New research builds on the CONFIRM trial findings from 2011 that first showed AF was acutely terminated or substantially slowed with less than 10 minutes of FIRM-guided ablation per identified source.

A new study, led by Robert Kowal, M.D., and presented at Heart Rhythm 2013, provides more information on how FIRM-guided ablation effectively treats AF. FIRM mapping was performed in 210 patients at 11 U.S. centers. Ablation was targeted prospectively at rotors or focal sources in 132 consecutive patients, of whom 25 percent had paroxysmal AF and 75 percent had persistent AF. FIRM-guided ablation achieved an acute endpoint in 82.9 percent of patients with ten minutes of total ablation. This included terminating AF and rendering it noninducible in 55.8 percent of patients, in whom the majority (69 percent) terminated to sinus rhythm and 31 percent terminated to atrial tachycardia.

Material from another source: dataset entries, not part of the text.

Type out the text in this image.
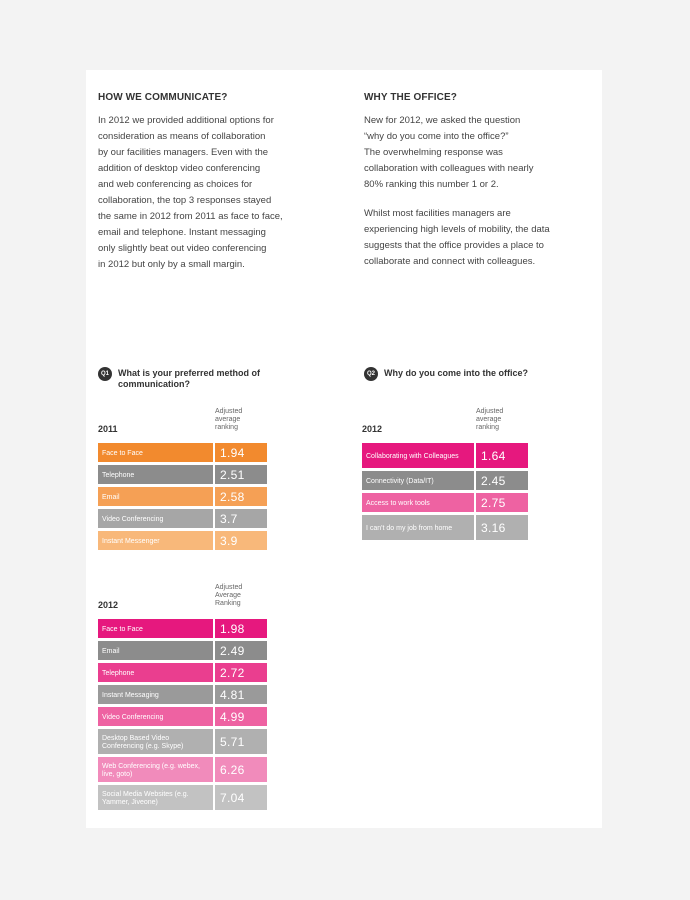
HOW WE COMMUNICATE?

In 2012 we provided additional options for
consideration as means of collaboration
by our facilities managers. Even with the
addition of desktop video conferencing
and web conferencing as choices for
collaboration, the top 3 responses stayed
the same in 2012 from 2011 as face to face,
email and telephone. Instant messaging
only slightly beat out video conferencing
in 2012 but only by a small margin.

WHY THE OFFICE?

New for 2012, we asked the question
“why do you come into the office?”
The overwhelming response was
collaboration with colleagues with nearly
80% ranking this number 1 or 2.

Whilst most facilities managers are
experiencing high levels of mobility, the data
suggests that the office provides a place to
collaborate and connect with colleagues.

Q1	What is your preferred method of communication?
Q2	Why do you come into the office?
2011
Adjusted
average
ranking
Face to Face	1.94
Telephone	2.51
Email	2.58
Video Conferencing	3.7
Instant Messenger	3.9
2012
Adjusted
average
ranking
Collaborating with Colleagues	1.64
Connectivity (Data/IT)	2.45
Access to work tools	2.75
I can't do my job from home	3.16
2012
Adjusted
Average
Ranking
Face to Face	1.98
Email	2.49
Telephone	2.72
Instant Messaging	4.81
Video Conferencing	4.99
Desktop Based Video Conferencing (e.g. Skype)	5.71
Web Conferencing (e.g. webex, live, goto)	6.26
Social Media Websites (e.g. Yammer, Jiveone)	7.04
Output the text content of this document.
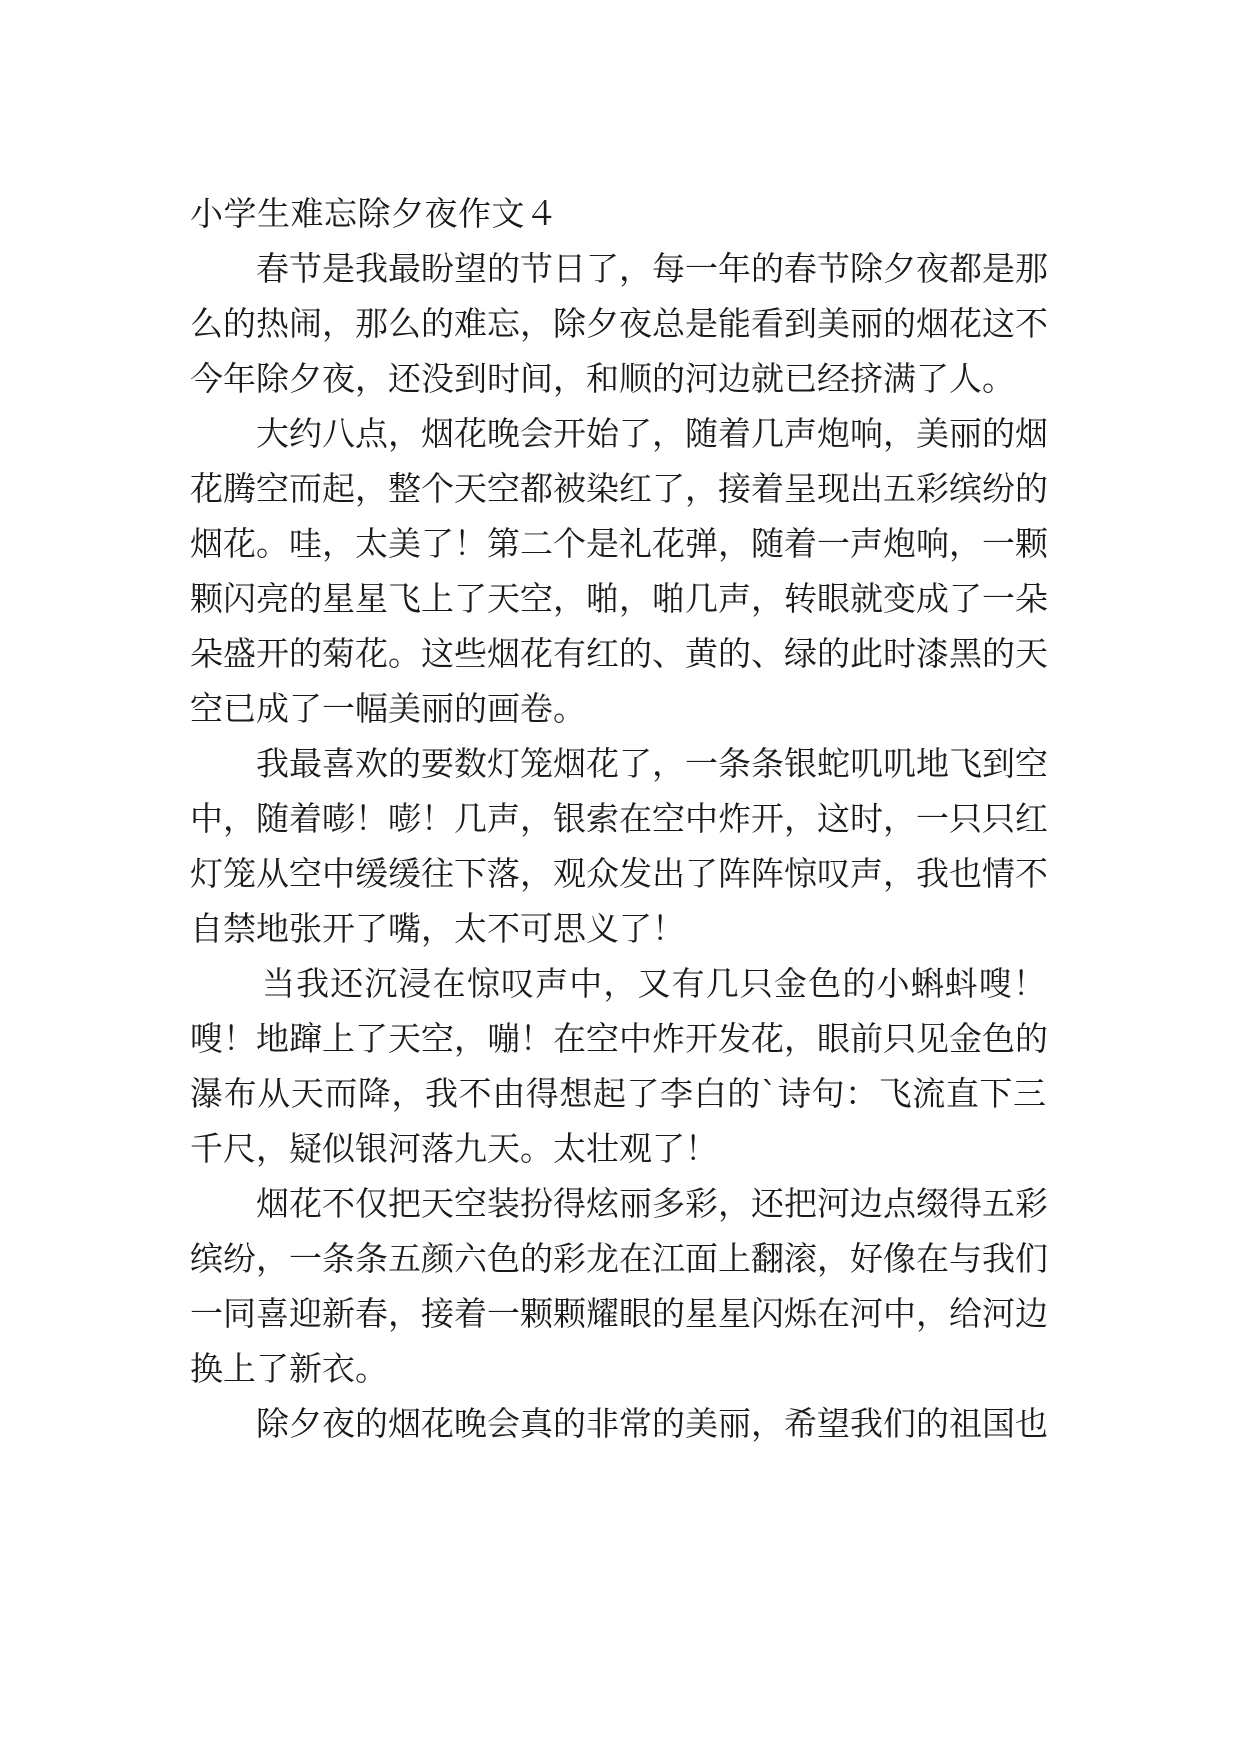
小学生难忘除夕夜作文４
春节是我最盼望的节日了，每一年的春节除夕夜都是那
么的热闹，那么的难忘，除夕夜总是能看到美丽的烟花这不
今年除夕夜，还没到时间，和顺的河边就已经挤满了人。
大约八点，烟花晚会开始了，随着几声炮响，美丽的烟
花腾空而起，整个天空都被染红了，接着呈现出五彩缤纷的
烟花。哇，太美了！第二个是礼花弹，随着一声炮响，一颗
颗闪亮的星星飞上了天空，啪，啪几声，转眼就变成了一朵
朵盛开的菊花。这些烟花有红的、黄的、绿的此时漆黑的天
空已成了一幅美丽的画卷。
我最喜欢的要数灯笼烟花了，一条条银蛇叽叽地飞到空
中，随着嘭！嘭！几声，银索在空中炸开，这时，一只只红
灯笼从空中缓缓往下落，观众发出了阵阵惊叹声，我也情不
自禁地张开了嘴，太不可思义了！
当我还沉浸在惊叹声中，又有几只金色的小蝌蚪嗖！
嗖！地蹿上了天空，嘣！在空中炸开发花，眼前只见金色的
瀑布从天而降，我不由得想起了李白的`诗句：飞流直下三
千尺，疑似银河落九天。太壮观了！
烟花不仅把天空装扮得炫丽多彩，还把河边点缀得五彩
缤纷，一条条五颜六色的彩龙在江面上翻滚，好像在与我们
一同喜迎新春，接着一颗颗耀眼的星星闪烁在河中，给河边
换上了新衣。
除夕夜的烟花晚会真的非常的美丽，希望我们的祖国也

A second study, led by Swarup, used FIRM to map where electrical rotors or focal sources are located in the heart and found that sources exist in diverse stable locations throughout the atria. The 11-multicenter prospective trial mapped AF in 210 consecutive patients, of whom 132 had FIRM-guided ablation at rotor or focal sources of AF. Sources were revealed in 99.2 percent of patients, and more than half of the AF sources were located away from pulmonary veins. These results further confirm the importance of mapping AF sources in each patient compared to traditional pulmonary vein isolation therapy. In FIRM guided patients, AF termination or 10 percent slowing was achieved.

FIRM rotor mapping has spurred some debate in EP because it is believed by some that these rotors move. If they are stationary, the ablations can be very successful, but if they move, as some believe, relief from AF might only be temporary following a FIRM procedure.